For most advanced economies, healthcare accounts for a substantial part of the gross domestic product, often exceeding 10%. Being such a large segment, there are massive benefits to automating and optimizing these processes and systems, and that’s where NLP comes in.
Healthcare as an industry encompasses both medicines, equipment and services such as consultation or diagnostic testing for curative, preventive, palliative, and rehabilitative care.
Healthcare deals with large amounts of unstructured text, and NLP can be used in such places to improve health outcomes. Broad areas where NLP can help include but are not limited to analyzing medical records, billing, and ensuring drug safety. There are a range of applications built on health records and information. Medical information extraction (IE) helps to identify clinical syndromes, medical conditions, medication, dosage, strength, and common biomedical concepts from health records, radiology reports, and discharge summaries, as well as nursing documentation and medical education documents. Here are some applications:
Electronic Health Records
Increased adoption of storing clinical and healthcare data electronically has led to an explosion of medical data and overwhelmingly large personal records. With this increasing adoption and larger document size and history, it’s getting harder for doctors and clinical staff to access this data, leading to an information overload. This, in turn, leads to more errors, omissions, and delays and affects patient safety.
Clinical Decision Support Systems
Decision support systems assist medical workers in making healthcare-related decisions. These include screening, diagnosis, treatments, and monitoring. Various text data can be used as an input to these systems, including electronic health records, column-tabulated laboratory results, and operative notes. NLP is utilized on all of these to improve the decision support systems.
Health assistants and chatbots can improve the patient and caregiver experiences by using various aspects of expert systems and NLP. For instance, they can keep the spirits of patients suffering from mental illness and depression high. They also combines NLP with cognitive therapy to do this by asking relevant questions reinforcing positive thoughts. Similarly, assistants can assess patients’ symptoms to diagnose potential medical issues. Depending on the urgency and critical nature of the diagnoses, chatbots can book appointments with relevant doctors. Those systems can also be built based on the user’s specific needs by utilizing existing diagnostic frameworks.
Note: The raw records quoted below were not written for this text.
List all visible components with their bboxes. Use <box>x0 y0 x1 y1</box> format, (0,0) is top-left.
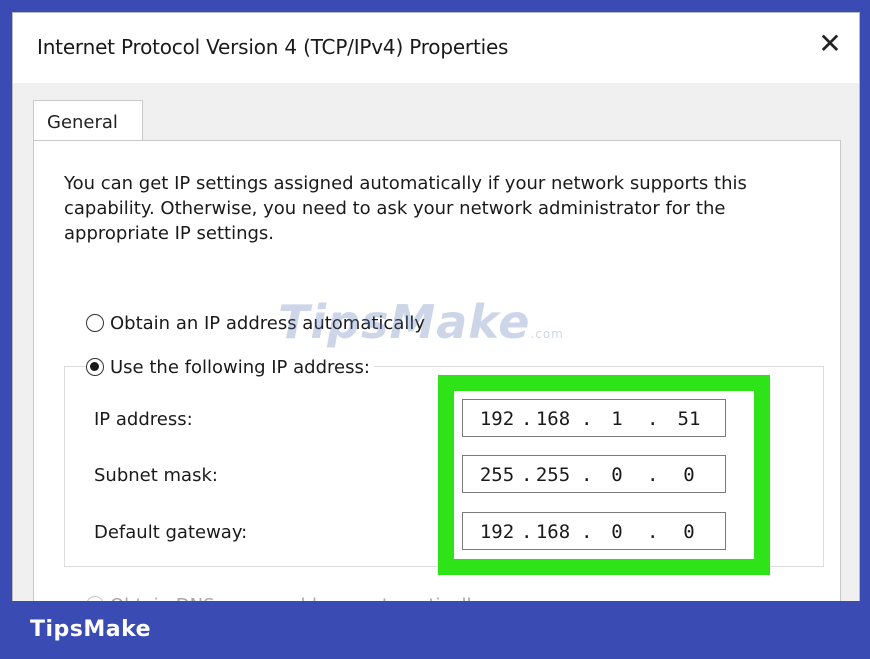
gateway-dot: . <box>521 521 533 543</box>
close-icon[interactable]: ✕ <box>815 29 845 59</box>
subnet-mask-field[interactable]: 255 . 255 . 0 . 0 <box>462 455 726 493</box>
ip-octet-3: 1 <box>611 408 623 430</box>
subnet-mask-label: Subnet mask: <box>94 465 218 486</box>
brand-name: TipsMake <box>30 617 152 642</box>
general-panel: You can get IP settings assigned automat… <box>33 140 841 602</box>
use-following-ip-option[interactable]: Use the following IP address: <box>86 354 374 380</box>
ip-dot: . <box>581 408 593 430</box>
dialog-title: Internet Protocol Version 4 (TCP/IPv4) P… <box>37 35 509 59</box>
obtain-ip-auto-label: Obtain an IP address automatically <box>110 312 426 334</box>
title-bar: Internet Protocol Version 4 (TCP/IPv4) P… <box>13 13 859 83</box>
default-gateway-field[interactable]: 192 . 168 . 0 . 0 <box>462 512 726 550</box>
brand-footer: TipsMake <box>0 601 870 659</box>
description-text: You can get IP settings assigned automat… <box>64 173 747 244</box>
use-following-ip-label: Use the following IP address: <box>110 356 370 378</box>
ip-octet-1: 192 <box>479 408 515 430</box>
ip-address-field[interactable]: 192 . 168 . 1 . 51 <box>462 399 726 437</box>
gateway-octet-4: 0 <box>683 521 695 543</box>
tab-general[interactable]: General <box>33 100 143 142</box>
mask-dot: . <box>647 464 659 486</box>
ip-dot: . <box>521 408 533 430</box>
mask-octet-3: 0 <box>611 464 623 486</box>
tab-strip: General <box>13 83 859 142</box>
mask-dot: . <box>581 464 593 486</box>
ip-octet-2: 168 <box>535 408 571 430</box>
gateway-dot: . <box>581 521 593 543</box>
gateway-octet-1: 192 <box>479 521 515 543</box>
mask-octet-4: 0 <box>683 464 695 486</box>
ip-dot: . <box>647 408 659 430</box>
gateway-octet-3: 0 <box>611 521 623 543</box>
mask-octet-1: 255 <box>479 464 515 486</box>
ipv4-properties-dialog: Internet Protocol Version 4 (TCP/IPv4) P… <box>12 12 860 603</box>
gateway-octet-2: 168 <box>535 521 571 543</box>
tab-general-label: General <box>47 112 118 133</box>
mask-dot: . <box>521 464 533 486</box>
default-gateway-label: Default gateway: <box>94 522 248 543</box>
obtain-ip-auto-option[interactable]: Obtain an IP address automatically <box>86 310 425 336</box>
use-following-ip-radio[interactable] <box>86 358 104 376</box>
mask-octet-2: 255 <box>535 464 571 486</box>
ip-address-label: IP address: <box>94 409 193 430</box>
obtain-ip-auto-radio[interactable] <box>86 314 104 332</box>
gateway-dot: . <box>647 521 659 543</box>
ip-octet-4: 51 <box>677 408 701 430</box>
Pharmacovigilance entails all activities that are needed to ensure that a drug is safe. This involves collection and detection and monitoring of adverse drug or medication reactions. A medical procedure or drug can have unintended or noxious effects, and monitoring and preventing these effects is essential to making sure the drug acts as intended. With increasing use of social media, more of such side effects are being mentioned in social media messages; monitoring and identifying these is part of the solution.
QUESTION ANSWERING FOR HEALTH
To take the user experience to the next level, we can consider building a question answering (QA) system on top of these records. To create such datasets of questions and answers and build a QA system on them, a general question-answering dataset creation framework consists of:
1. Collecting domain-specific questions and then normalizing them. For instance, a patient’s treatment can be asked about in multiple ways, like, “How was the problem managed?” or “What was done to correct the patient’s problem?” These all have to be normalized in the same logical form.
2. Question templates are mapped with expert domain knowledge and logical forms are assigned to them. The question template is an abstract question. For example, for a certain type of question, we expect a number or a medication type as a response. More concretely, a question template is: “What is the dosage of medication?”, which then maps to an exact question, like, “What is the dosage of Nitroglycerin?” This question is of a logical form that expects a dosage as response.
3. Existing annotations and the information collected in (1) and (2) are used to create a range of question-and-answer pairs. Here, already available information like NE tags as well as answer types linked to the logical form are used to bootstrap data. This step is especially relevant, as it reduces the manual effort needed in the creation of the QA dataset. More specifically for emrQA, this process involved polling physicians at the Veterans Administration to gather prototypical questions, which led to over 2,000 noisy templates that were normalized to around 600. More broadly, this is an interesting use case on how to build complex datasets using heuristics, mapping, and other simpler annotated datasets. These learnings can be applied to a range of other problems, beyond processing health records, that require generation of a QA-like dataset.